By the end of the Civil War, fatalities from that conflict had far exceeded previous American experience, devastating families and communities alike. As John Neff shows, commemorating the 620,000 lives lost proved to be a persistent obstacle to the hard work of reuniting the nation, as every memorial observation compelled painful recollections of the war.
Neff contends that the significance of the Civil War dead has been largely overlooked and that the literature on the war has so far failed to note how commemorations of the dead provide a means for both expressing lingering animosities and discouraging reconciliation. Commemoration—from private mourning to the often extravagant public remembrances exemplified in cemeteries, monuments, and Memorial Day observances—provided Americans the quintessential forum for engaging the war's meaning.
Additionally, Neff suggests a special significance for the ways in which the commemoration of the dead shaped Northern memory. In his estimation, Northerners were just as active in myth-making after the war. Crafting a "Cause Victorious" myth that was every bit as resonant and powerful as the much better-known "Lost Cause" myth cherished by Southerners, the North asserted through commemorations the existence of a loyal and reunified nation long before it was actually a fact. Neff reveals that as Northerners and Southerners honored their separate dead, they did so in ways that underscore the limits of reconciliation between Union and Confederate veterans, whose mutual animosities lingered for many decades after the end of the war.
Ultimately, Neff argues that the process of reunion and reconciliation that has been so much the focus of recent literature either neglects or dismisses the persistent reluctance of both Northerners and Southerners to "forgive and forget," especially where their war dead were concerned. Despite reunification, the continuing imperative of commemoration reflects a more complex resolution to the war than is even now apparent. His book provides a compelling account of this conflict that marks a major contribution to our understanding of the war and its many meanings.
In 1865, military hostilities ended in the Civil War, but a separatist view continued with the handling of the Civil War dead. The Federal government collected and interred Union soldiers in what was to become the National Cemetery system, and yet held no regard for Confederate soldiers buried nearby. No where was this policy more apparent than Gettysburg, as Confederate soldiers were left on the field until the women's associations in the South made arrangements in the early 1870s to bring their dead home. Additionally, all across the South, the women gathered their soldiers and made separate arrangements for burials and commemoration.
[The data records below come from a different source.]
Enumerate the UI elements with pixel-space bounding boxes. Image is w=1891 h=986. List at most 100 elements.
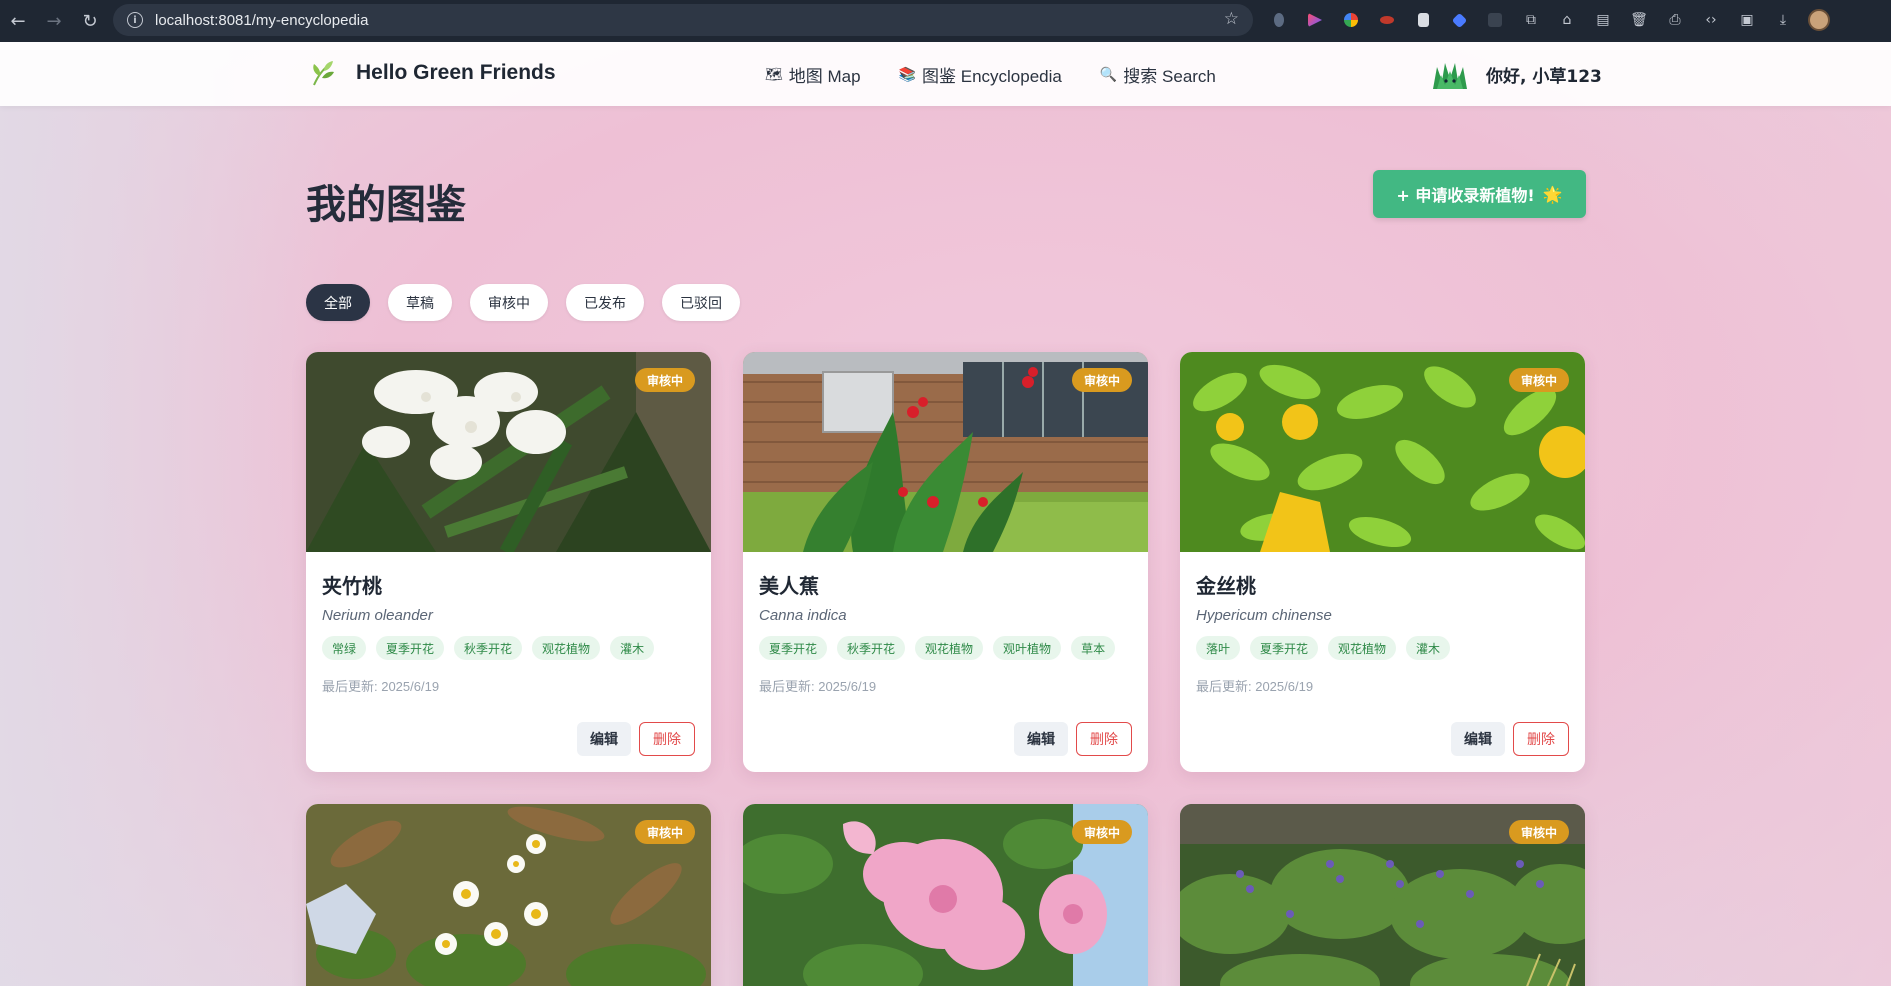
plant-card[interactable]: 审核中 — [1180, 804, 1585, 986]
status-badge: 审核中 — [1071, 820, 1132, 844]
leaf-logo-icon — [306, 56, 340, 90]
status-filter-tabs: 全部 草稿 审核中 已发布 已驳回 — [306, 284, 740, 321]
trash-icon[interactable]: 🗑 — [1628, 9, 1650, 31]
filter-rejected[interactable]: 已驳回 — [662, 284, 740, 321]
plant-card[interactable]: 审核中 金丝桃 Hypericum chinense 落叶 夏季开花 观花植物 … — [1180, 352, 1585, 772]
nav-encyclopedia-label: 图鉴 Encyclopedia — [922, 67, 1062, 86]
map-icon: 🗺 — [765, 66, 783, 82]
card-body: 金丝桃 Hypericum chinense 落叶 夏季开花 观花植物 灌木 最… — [1196, 570, 1569, 695]
tag: 观花植物 — [532, 636, 601, 660]
tag: 夏季开花 — [759, 636, 828, 660]
address-bar[interactable]: i localhost:8081/my-encyclopedia ☆ — [113, 4, 1253, 36]
filter-reviewing[interactable]: 审核中 — [470, 284, 548, 321]
card-body: 美人蕉 Canna indica 夏季开花 秋季开花 观花植物 观叶植物 草本 … — [759, 570, 1132, 695]
books-icon: 📚 — [898, 66, 917, 82]
star-icon: 🌟 — [1542, 184, 1563, 204]
download-icon[interactable]: ⤓ — [1772, 9, 1794, 31]
extension-icon[interactable] — [1268, 9, 1290, 31]
tag: 观叶植物 — [993, 636, 1062, 660]
side-panel-icon[interactable]: ▣ — [1736, 9, 1758, 31]
tag: 常绿 — [322, 636, 367, 660]
plant-card[interactable]: 审核中 美人蕉 Canna indica 夏季开花 秋季开花 观花植物 观叶植物… — [743, 352, 1148, 772]
last-updated: 最后更新: 2025/6/19 — [759, 679, 877, 694]
tag: 草本 — [1071, 636, 1116, 660]
status-badge: 审核中 — [1508, 820, 1569, 844]
bookmark-star-icon[interactable]: ☆ — [1224, 9, 1239, 29]
tag: 灌木 — [1406, 636, 1451, 660]
reload-icon[interactable]: ↻ — [72, 3, 108, 39]
plant-name: 金丝桃 — [1196, 574, 1256, 598]
delete-button[interactable]: 删除 — [639, 722, 695, 756]
tag: 夏季开花 — [1250, 636, 1319, 660]
brand[interactable]: Hello Green Friends — [306, 56, 556, 90]
extension-icon[interactable] — [1484, 9, 1506, 31]
tag: 灌木 — [610, 636, 655, 660]
plant-latin-name: Hypericum chinense — [1196, 607, 1332, 624]
puzzle-icon[interactable]: ⧉ — [1520, 9, 1542, 31]
extension-icon[interactable] — [1412, 9, 1434, 31]
apply-button-label: + 申请收录新植物! — [1396, 186, 1535, 205]
nav-map[interactable]: 🗺 地图 Map — [765, 62, 861, 87]
tag: 落叶 — [1196, 636, 1241, 660]
site-info-icon[interactable]: i — [127, 12, 143, 28]
card-actions: 编辑 删除 — [577, 722, 695, 756]
plant-latin-name: Canna indica — [759, 607, 847, 624]
card-actions: 编辑 删除 — [1451, 722, 1569, 756]
nav-encyclopedia[interactable]: 📚 图鉴 Encyclopedia — [899, 62, 1062, 87]
status-badge: 审核中 — [634, 368, 695, 392]
last-updated: 最后更新: 2025/6/19 — [322, 679, 440, 694]
grass-avatar-icon[interactable] — [1430, 54, 1470, 94]
filter-published[interactable]: 已发布 — [566, 284, 644, 321]
plant-card[interactable]: 审核中 夹竹桃 Nerium oleander 常绿 夏季开花 秋季开花 观花植… — [306, 352, 711, 772]
print-icon[interactable]: ⎙ — [1664, 9, 1686, 31]
extension-icon[interactable]: ⌂ — [1556, 9, 1578, 31]
plant-name: 美人蕉 — [759, 574, 819, 598]
app-header: Hello Green Friends 🗺 地图 Map 📚 图鉴 Encycl… — [0, 42, 1891, 106]
plant-name: 夹竹桃 — [322, 574, 382, 598]
extension-icons: ⧉ ⌂ ▤ 🗑 ⎙ ‹› ▣ ⤓ — [1268, 9, 1830, 31]
tag: 夏季开花 — [376, 636, 445, 660]
user-greeting: 你好, 小草123 — [1486, 66, 1602, 87]
tag: 秋季开花 — [454, 636, 523, 660]
card-body: 夹竹桃 Nerium oleander 常绿 夏季开花 秋季开花 观花植物 灌木… — [322, 570, 695, 695]
browser-toolbar: ← → ↻ i localhost:8081/my-encyclopedia ☆… — [0, 0, 1891, 42]
plant-card[interactable]: 审核中 — [743, 804, 1148, 986]
filter-all[interactable]: 全部 — [306, 284, 370, 321]
code-icon[interactable]: ‹› — [1700, 9, 1722, 31]
extension-icon[interactable] — [1448, 9, 1470, 31]
address-url[interactable]: localhost:8081/my-encyclopedia — [155, 12, 368, 29]
filter-draft[interactable]: 草稿 — [388, 284, 452, 321]
back-icon[interactable]: ← — [0, 3, 36, 39]
user-menu[interactable]: 你好, 小草123 — [1430, 54, 1602, 94]
edit-button[interactable]: 编辑 — [577, 722, 631, 756]
nav-search[interactable]: 🔍 搜索 Search — [1100, 62, 1216, 87]
plant-card[interactable]: 审核中 — [306, 804, 711, 986]
brand-name: Hello Green Friends — [356, 61, 556, 84]
delete-button[interactable]: 删除 — [1513, 722, 1569, 756]
status-badge: 审核中 — [1071, 368, 1132, 392]
main-nav: 🗺 地图 Map 📚 图鉴 Encyclopedia 🔍 搜索 Search — [765, 62, 1216, 87]
tag-list: 常绿 夏季开花 秋季开花 观花植物 灌木 — [322, 636, 695, 660]
tag: 观花植物 — [1328, 636, 1397, 660]
profile-avatar[interactable] — [1808, 9, 1830, 31]
page-title: 我的图鉴 — [306, 182, 466, 228]
tag-list: 落叶 夏季开花 观花植物 灌木 — [1196, 636, 1569, 660]
search-icon: 🔍 — [1099, 66, 1118, 82]
tag: 观花植物 — [915, 636, 984, 660]
reading-list-icon[interactable]: ▤ — [1592, 9, 1614, 31]
edit-button[interactable]: 编辑 — [1014, 722, 1068, 756]
tag-list: 夏季开花 秋季开花 观花植物 观叶植物 草本 — [759, 636, 1132, 660]
status-badge: 审核中 — [634, 820, 695, 844]
nav-search-label: 搜索 Search — [1123, 67, 1216, 86]
last-updated: 最后更新: 2025/6/19 — [1196, 679, 1314, 694]
edit-button[interactable]: 编辑 — [1451, 722, 1505, 756]
delete-button[interactable]: 删除 — [1076, 722, 1132, 756]
extension-icon[interactable] — [1376, 9, 1398, 31]
page: Hello Green Friends 🗺 地图 Map 📚 图鉴 Encycl… — [0, 42, 1891, 986]
card-actions: 编辑 删除 — [1014, 722, 1132, 756]
extension-icon[interactable] — [1304, 9, 1326, 31]
extension-icon[interactable] — [1340, 9, 1362, 31]
apply-new-plant-button[interactable]: + 申请收录新植物! 🌟 — [1373, 170, 1586, 218]
plant-latin-name: Nerium oleander — [322, 607, 433, 624]
forward-icon[interactable]: → — [36, 3, 72, 39]
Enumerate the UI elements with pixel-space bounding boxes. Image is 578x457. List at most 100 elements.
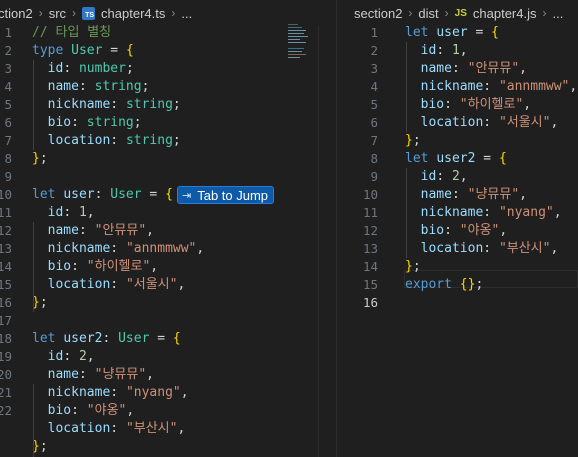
line-number: 9: [4, 169, 12, 184]
breadcrumb-more[interactable]: ...: [181, 6, 192, 21]
code-line[interactable]: 13 location: "부산시",: [337, 240, 578, 258]
breadcrumb-file[interactable]: chapter4.ts: [101, 6, 165, 21]
code-line[interactable]: 10 let user: User = {: [0, 186, 336, 204]
code-line[interactable]: 2 type User = {: [0, 42, 336, 60]
code-line[interactable]: 22 bio: "야옹",: [0, 402, 336, 420]
line-number: 20: [0, 367, 12, 382]
code-text: location: "서울시",: [47, 277, 186, 292]
line-number: 17: [0, 313, 12, 328]
code-text: };: [32, 151, 48, 166]
code-line[interactable]: 16: [337, 294, 578, 312]
line-number: 4: [4, 79, 12, 94]
code-line[interactable]: 4 nickname: "annmmww",: [337, 78, 578, 96]
breadcrumb-folder-src[interactable]: src: [49, 6, 66, 21]
javascript-icon: JS: [454, 7, 467, 19]
chevron-right-icon: ›: [171, 6, 176, 20]
breadcrumb-folder-dist[interactable]: dist: [418, 6, 438, 21]
code-line[interactable]: 15 export {};: [337, 276, 578, 294]
code-text: nickname: "nyang",: [47, 385, 189, 400]
code-line[interactable]: 12 name: "안뮤뮤",: [0, 222, 336, 240]
code-line[interactable]: };: [0, 438, 336, 456]
code-text: let user2 = {: [405, 151, 507, 166]
code-line[interactable]: 13 nickname: "annmmww",: [0, 240, 336, 258]
vertical-scrollbar[interactable]: [318, 26, 319, 457]
tab-to-jump-hint[interactable]: ⇥ Tab to Jump: [177, 186, 275, 204]
line-number: 14: [362, 259, 378, 274]
code-line[interactable]: 3 id: number;: [0, 60, 336, 78]
line-number: 22: [0, 403, 12, 418]
breadcrumb-folder-section2[interactable]: section2: [354, 6, 402, 21]
code-text: name: "냥뮤뮤",: [420, 187, 527, 202]
code-line[interactable]: 15 location: "서울시",: [0, 276, 336, 294]
code-line[interactable]: 5 bio: "하이헬로",: [337, 96, 578, 114]
code-line[interactable]: 18 let user2: User = {: [0, 330, 336, 348]
line-number: 6: [370, 115, 378, 130]
code-text: name: "냥뮤뮤",: [47, 367, 154, 382]
code-text: location: "부산시",: [47, 421, 186, 436]
line-number: 3: [370, 61, 378, 76]
left-editor-pane[interactable]: ction2 › src › TS chapter4.ts › ... 1 // …: [0, 0, 336, 457]
line-number: 10: [362, 187, 378, 202]
code-line[interactable]: 9 id: 2,: [337, 168, 578, 186]
code-line[interactable]: 14 bio: "하이헬로",: [0, 258, 336, 276]
code-line[interactable]: 5 nickname: string;: [0, 96, 336, 114]
code-line[interactable]: 1 // 타입 별칭: [0, 24, 336, 42]
code-line[interactable]: 9: [0, 168, 336, 186]
code-line[interactable]: 10 name: "냥뮤뮤",: [337, 186, 578, 204]
line-number: 8: [370, 151, 378, 166]
code-text: location: "서울시",: [420, 115, 559, 130]
code-line[interactable]: 19 id: 2,: [0, 348, 336, 366]
code-text: bio: "야옹",: [420, 223, 508, 238]
line-number: 5: [370, 97, 378, 112]
code-line[interactable]: 3 name: "안뮤뮤",: [337, 60, 578, 78]
code-line[interactable]: 7};: [337, 132, 578, 150]
code-line[interactable]: 8};: [0, 150, 336, 168]
code-line[interactable]: 17: [0, 312, 336, 330]
code-line[interactable]: 20 name: "냥뮤뮤",: [0, 366, 336, 384]
line-number: 9: [370, 169, 378, 184]
code-line[interactable]: 14};: [337, 258, 578, 276]
code-text: location: string;: [47, 133, 181, 148]
line-number: 12: [362, 223, 378, 238]
breadcrumb-folder-section2[interactable]: ction2: [0, 6, 33, 21]
code-line[interactable]: 21 nickname: "nyang",: [0, 384, 336, 402]
code-line[interactable]: 1 let user = {: [337, 24, 578, 42]
code-text: nickname: "nyang",: [420, 205, 562, 220]
code-line[interactable]: 8 let user2 = {: [337, 150, 578, 168]
code-line[interactable]: 11 nickname: "nyang",: [337, 204, 578, 222]
code-line[interactable]: 6 bio: string;: [0, 114, 336, 132]
code-text: bio: "야옹",: [47, 403, 135, 418]
right-editor-pane[interactable]: section2 › dist › JS chapter4.js › ... 1…: [337, 0, 578, 457]
code-line[interactable]: 7 location: string;: [0, 132, 336, 150]
code-line[interactable]: 16};: [0, 294, 336, 312]
code-text: id: 2,: [420, 169, 468, 184]
indent-guide: [406, 168, 407, 258]
code-line[interactable]: 6 location: "서울시",: [337, 114, 578, 132]
line-number: 7: [4, 133, 12, 148]
line-number: 12: [0, 223, 12, 238]
breadcrumb-more[interactable]: ...: [552, 6, 563, 21]
indent-guide: [33, 222, 34, 312]
line-number: 13: [0, 241, 12, 256]
line-number: 2: [370, 43, 378, 58]
code-editor[interactable]: 1// 타입 별칭 2 type User = {3 id: number; 4 na…: [0, 24, 336, 457]
code-line[interactable]: 2 id: 1,: [337, 42, 578, 60]
code-text: id: 1,: [47, 205, 95, 220]
chevron-right-icon: ›: [444, 6, 449, 20]
chevron-right-icon: ›: [38, 6, 43, 20]
code-text: nickname: "annmmww",: [420, 79, 578, 94]
line-number: 7: [370, 133, 378, 148]
code-text: name: "안뮤뮤",: [47, 223, 154, 238]
line-number: 2: [4, 43, 12, 58]
chevron-right-icon: ›: [72, 6, 77, 20]
code-line[interactable]: 11 id: 1,: [0, 204, 336, 222]
line-number: 14: [0, 259, 12, 274]
code-editor[interactable]: 1 let user = {2 id: 1, 3 name: "안뮤뮤", 4 nic…: [337, 24, 578, 457]
code-line[interactable]: 12 bio: "야옹",: [337, 222, 578, 240]
code-text: };: [32, 439, 48, 454]
code-line[interactable]: 4 name: string;: [0, 78, 336, 96]
breadcrumb-file[interactable]: chapter4.js: [473, 6, 537, 21]
code-line[interactable]: location: "부산시",: [0, 420, 336, 438]
code-text: };: [405, 259, 421, 274]
code-text: export {};: [405, 277, 484, 292]
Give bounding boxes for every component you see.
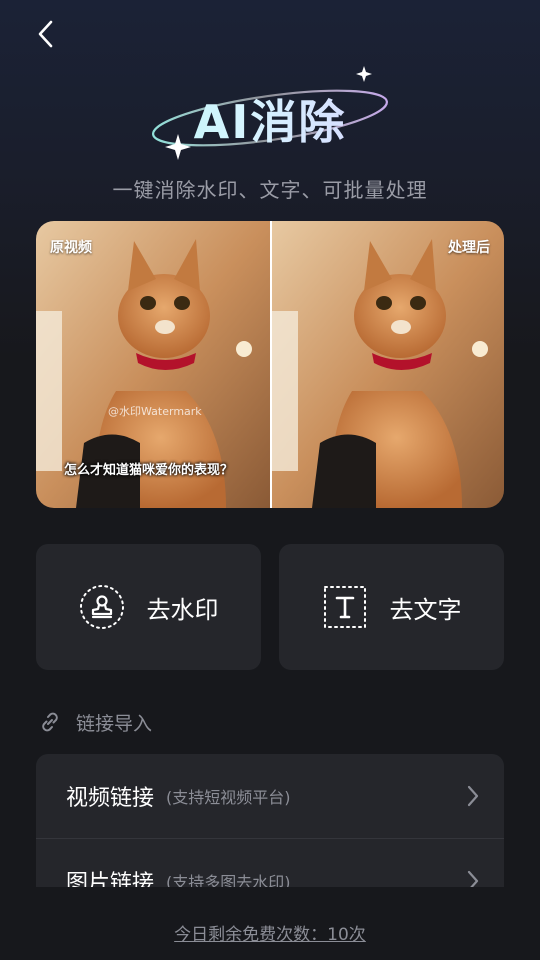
chevron-left-icon: [38, 20, 53, 48]
link-import-label: 链接导入: [76, 712, 153, 735]
before-label: 原视频: [50, 240, 92, 256]
stamp-icon: [79, 584, 125, 630]
remove-watermark-button[interactable]: 去水印: [36, 544, 261, 670]
before-after-preview: 原视频 @水印Watermark 怎么才知道猫咪爱你的表现？ 处理后: [36, 221, 504, 508]
link-icon: [42, 712, 58, 732]
after-label: 处理后: [448, 240, 490, 256]
before-panel: 原视频 @水印Watermark 怎么才知道猫咪爱你的表现？: [36, 221, 270, 508]
remove-text-label: 去文字: [389, 595, 462, 624]
text-box-icon: [322, 584, 368, 630]
cat-image-after: [272, 221, 504, 508]
link-import-list: 视频链接 (支持短视频平台) 图片链接 (支持多图去水印): [36, 754, 504, 887]
chevron-right-icon: [467, 870, 479, 887]
chevron-right-icon: [467, 785, 479, 807]
video-link-title: 视频链接: [66, 786, 155, 811]
image-link-title: 图片链接: [66, 870, 155, 888]
image-link-hint: (支持多图去水印): [166, 872, 291, 888]
video-link-item[interactable]: 视频链接 (支持短视频平台): [36, 754, 504, 838]
video-link-hint: (支持短视频平台): [166, 788, 291, 807]
page-title: AI消除: [0, 86, 540, 152]
watermark-text: @水印Watermark: [108, 405, 202, 418]
image-link-item[interactable]: 图片链接 (支持多图去水印): [36, 838, 504, 887]
back-button[interactable]: [28, 16, 64, 52]
hero-title-block: AI消除: [0, 60, 540, 160]
after-panel: 处理后: [270, 221, 504, 508]
free-count-link[interactable]: 今日剩余免费次数：10次: [0, 920, 540, 945]
page-subtitle: 一键消除水印、文字、可批量处理: [112, 178, 428, 202]
remove-watermark-label: 去水印: [146, 595, 219, 624]
caption-text: 怎么才知道猫咪爱你的表现？: [64, 463, 234, 478]
link-import-header: 链接导入: [38, 708, 152, 736]
remove-text-button[interactable]: 去文字: [279, 544, 504, 670]
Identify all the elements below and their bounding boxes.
While many invoke the Southern "Lost Cause" myth as being a driving force during this time, the author claims that the Northern myth that of the "Cause Victorious" also pervaded the social conscience of America during this era (and maybe still somewhat today), that the great cause of Union was met and achieved by the Civil War. The achievement of freeing the slaves was also accomplished (secondarily), even though providing these former slaves with the full measure of political and social equality was not achieved in this time period, and even less so as Southern men gained back their own political standings in the 1890s.
The author analyzes many events of this time era, including Lincoln's death, the death of Jefferson Davis and Robert E. Lee, burial of Confederates at Arlington - to try and give the entire picture of the climate of post war reconciliation through the framework of the dead. He also describes the death customs of the Victorian era and how they play into the issues that arise from handling of the dead - the good death and burial. His treatment of the topic is fairly middle of the road, neither pro south or pro north. Although he seems slightly more critical of the Northern myth of "Cause Victorious" which had a larger role in the National narrative of commemoration of the Civil War dead, and out of which the "Lost Cause" myth seemed to gain momentum.
Considering the times that we are in, this is an excellent read in understanding how the Confederate Monuments, now so under fire, grew out of the post war efforts of handling the Civil War dead and preserving the memory.
I have started on this work but have not been able to finish. It is good in combination with other books on contested landscapes and material culture studies.
The topic is obscure and the writing is difficult, but Neff asks some tough questions and best of all he goes beyond the Lost Cause in examining Civil War memory.